Although Evergreen is a brand new organization, most of their insight comes from the current president and former officer of the Healthy Howard Health Plan which gives low-cost health insurance to residents of Howard County who aren’t eligible for Medicaid. The program also focuses on social determinants of health such as education, housing and employment.

It’s a common misconception that Medicaid serves all low-income individuals. But it doesn’t. It serves people with children, with disabilities or the elderly. If you’re a low-income childless adult, where do you turn? For the residents of Howard County they have their awesome comprehensive plan. For other Maryland residents they can turn to the Primary Adult Care (PAC) program which basically will hook you up with a primary care doctor but nothing else, and only if you make less than $2,000 a month. Otherwise you could turn to The Access Partnership (for people living near Johns Hopkins Hospital), the Maryland General Financial Assistance or a free health clinic such as Shepard’s Clinic. Starting January 2014, PAC will be no more, but what will happen to free health clinics?

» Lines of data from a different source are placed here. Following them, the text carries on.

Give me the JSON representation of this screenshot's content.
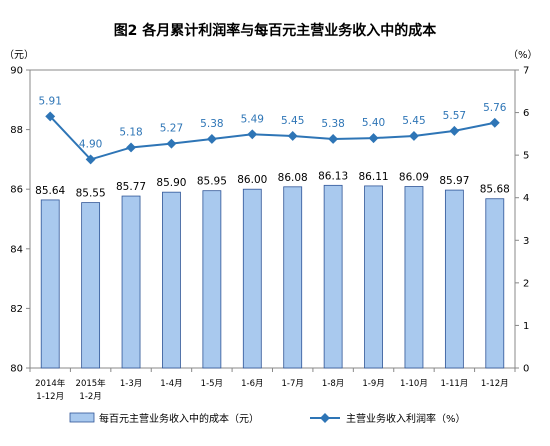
{
  "chart_data": {
    "type": "bar",
    "title": "图2  各月累计利润率与每百元主营业务收入中的成本",
    "categories": [
      [
        "2014年",
        "1-12月"
      ],
      [
        "2015年",
        "1-2月"
      ],
      [
        "1-3月"
      ],
      [
        "1-4月"
      ],
      [
        "1-5月"
      ],
      [
        "1-6月"
      ],
      [
        "1-7月"
      ],
      [
        "1-8月"
      ],
      [
        "1-9月"
      ],
      [
        "1-10月"
      ],
      [
        "1-11月"
      ],
      [
        "1-12月"
      ]
    ],
    "series": [
      {
        "name": "每百元主营业务收入中的成本（元）",
        "type": "bar",
        "axis": "left",
        "values": [
          85.64,
          85.55,
          85.77,
          85.9,
          85.95,
          86.0,
          86.08,
          86.13,
          86.11,
          86.09,
          85.97,
          85.68
        ],
        "labels": [
          "85.64",
          "85.55",
          "85.77",
          "85.90",
          "85.95",
          "86.00",
          "86.08",
          "86.13",
          "86.11",
          "86.09",
          "85.97",
          "85.68"
        ]
      },
      {
        "name": "主营业务收入利润率（%）",
        "type": "line",
        "axis": "right",
        "values": [
          5.91,
          4.9,
          5.18,
          5.27,
          5.38,
          5.49,
          5.45,
          5.38,
          5.4,
          5.45,
          5.57,
          5.76
        ],
        "labels": [
          "5.91",
          "4.90",
          "5.18",
          "5.27",
          "5.38",
          "5.49",
          "5.45",
          "5.38",
          "5.40",
          "5.45",
          "5.57",
          "5.76"
        ]
      }
    ],
    "y_left": {
      "unit": "（元）",
      "ylim": [
        80,
        90
      ],
      "ticks": [
        "80",
        "82",
        "84",
        "86",
        "88",
        "90"
      ]
    },
    "y_right": {
      "unit": "（%）",
      "ylim": [
        0,
        7
      ],
      "ticks": [
        "0",
        "1",
        "2",
        "3",
        "4",
        "5",
        "6",
        "7"
      ]
    },
    "grid": false,
    "legend_position": "bottom",
    "colors": {
      "bar_fill": "#a9c9ee",
      "bar_stroke": "#2f5597",
      "line": "#2e75b6",
      "label": "#2e75b6"
    }
  }
}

Some clinics such as the Esperanza Center, which primarily serves the immigrant population, will continue as normal. Others may have to reconsider their purpose completely. Maybe we will see more health resource centers that focus on improving the social determinants of health. And others still might begin charging insurance companies for their services. It’s almost scary to think that free health care may become extinct but we shouldn’t have to have these non-profits filling in the gaps in the first place… right?